The review was headed by Professor Denise Bradley, former vice-chancellor of the University of South Australia, and her report was released last December. Gillard welcomed the review at the time and has now promised to begin implementing some of its radical recommendations.
"In an era when investment in knowledge and skills promises to be the ultimate determinant of national and individual prosperity, Australia is losing ground against our competitors," Gillard said. "National participation and attainment in higher education is too low. We are losing touch with the OECD's leaders in higher education: between 1996 and 2006, we slipped from seventh in the OECD in terms of attainment among 25-34 year olds to ninth."
Other comparable nations had exacting targets for participation in recent years, Gillard said. Germany had set its target at 40%, Sweden and the UK at 50% while the Irish were aiming at 72%.
She said that in Australia, too few young people from disadvantaged backgrounds were enrolling in higher education while completion rates, estimated by the Bradley review to be less than three in every four students who started at university, were unacceptably low.
These problems had been compounded by an allocation of resources that at best had been "opaque" and at worst were politically determined, Gillard said. As well, there had been a lack of objective benchmarking of teaching quality and performance, student choices had been unnecessarily limited and funding for places has been micro-managed.
Under the first of the reforms, government spending on universities would "follow the student" rather than being allocated to individual institutions as a result of Education Department determinations. Universities would receive their government grants based on the number of students they enrolled and the present cap on enrolments that restricts this number would be lifted.
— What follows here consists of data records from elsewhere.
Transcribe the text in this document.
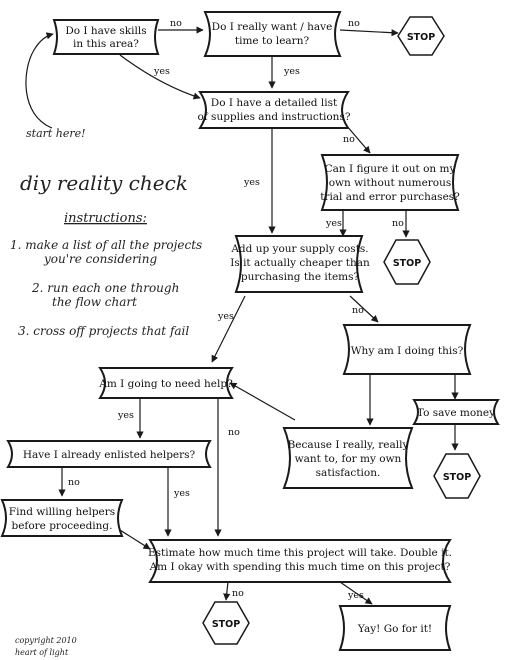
Do I have skills
in this area?
Do I really want / have
time to learn?
Do I have a detailed list
of supplies and instructions?
Can I figure it out on my
own without numerous
trial and error purchases?
Add up your supply costs.
Is it actually cheaper than
purchasing the items?
Why am I doing this?
Am I going to need help?
To save money
Because I really, really
want to, for my own
satisfaction.
Have I already enlisted helpers?
Find willing helpers
before proceeding.
Estimate how much time this project will take. Double it.
Am I okay with spending this much time on this project?
Yay! Go for it!
STOP
STOP
STOP
STOP
no	no
yes	yes
no
yes
yes	no
yes
no
yes
no
no
yes
no	yes
start here!
diy reality check
instructions:
1. make a list of all the projects
you're considering
2. run each one through
the flow chart
3. cross off projects that fail
copyright 2010
heart of light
"Current arrangements for universities, however, will be maintained for the next three years to give under-enrolled providers certainty, in the form of a limit on how much funding they can lose for places that they do not provide," Gillard said. "This will help them to reposition themselves for the new system."
She said a student-centred approach, with clear and strong public interest oversight, was the way forward for university funding in the 21st century. But to provide this oversight, a new a national regulatory and quality agency for higher education would be established that would accredit providers, conduct audits of standards and performance, ensure the quality of international education and streamline current regulatory arrangements to reduce duplication and provide for national consistency.
As Gillard admitted, a key task for the new authority would be to establish objective and comparative benchmarks of quality and performance. But she did say that performance in areas such as retention, selection and exit standards, and graduate outcomes would be important while a priority would be encouraging academics "to value teaching as much as their passion for research".
"The role of a university is unique in our society. It carries with it the weight of history, and, as I have said, a good measure of responsibility for our future," she said. "The right to be designated a university must be earned rather than taken at face value. The measures we are taking - to fund the preferences and needs of students and to establish stronger public accountabilities - will place a considerable onus on our universities. The future of Australia's higher education system rests on its quality and on its reputation."
There is just one hitch, however, with the government's plans: Gillard told the conference the reforms would not begin affecting universities until 2012 - more than a year after the government's current term of office ends. If Labor lost the 2010 election, some or all of its plans could be discarded by a new conservative administration, although the Opposition has yet to indicate its own response to the Bradley recommendations.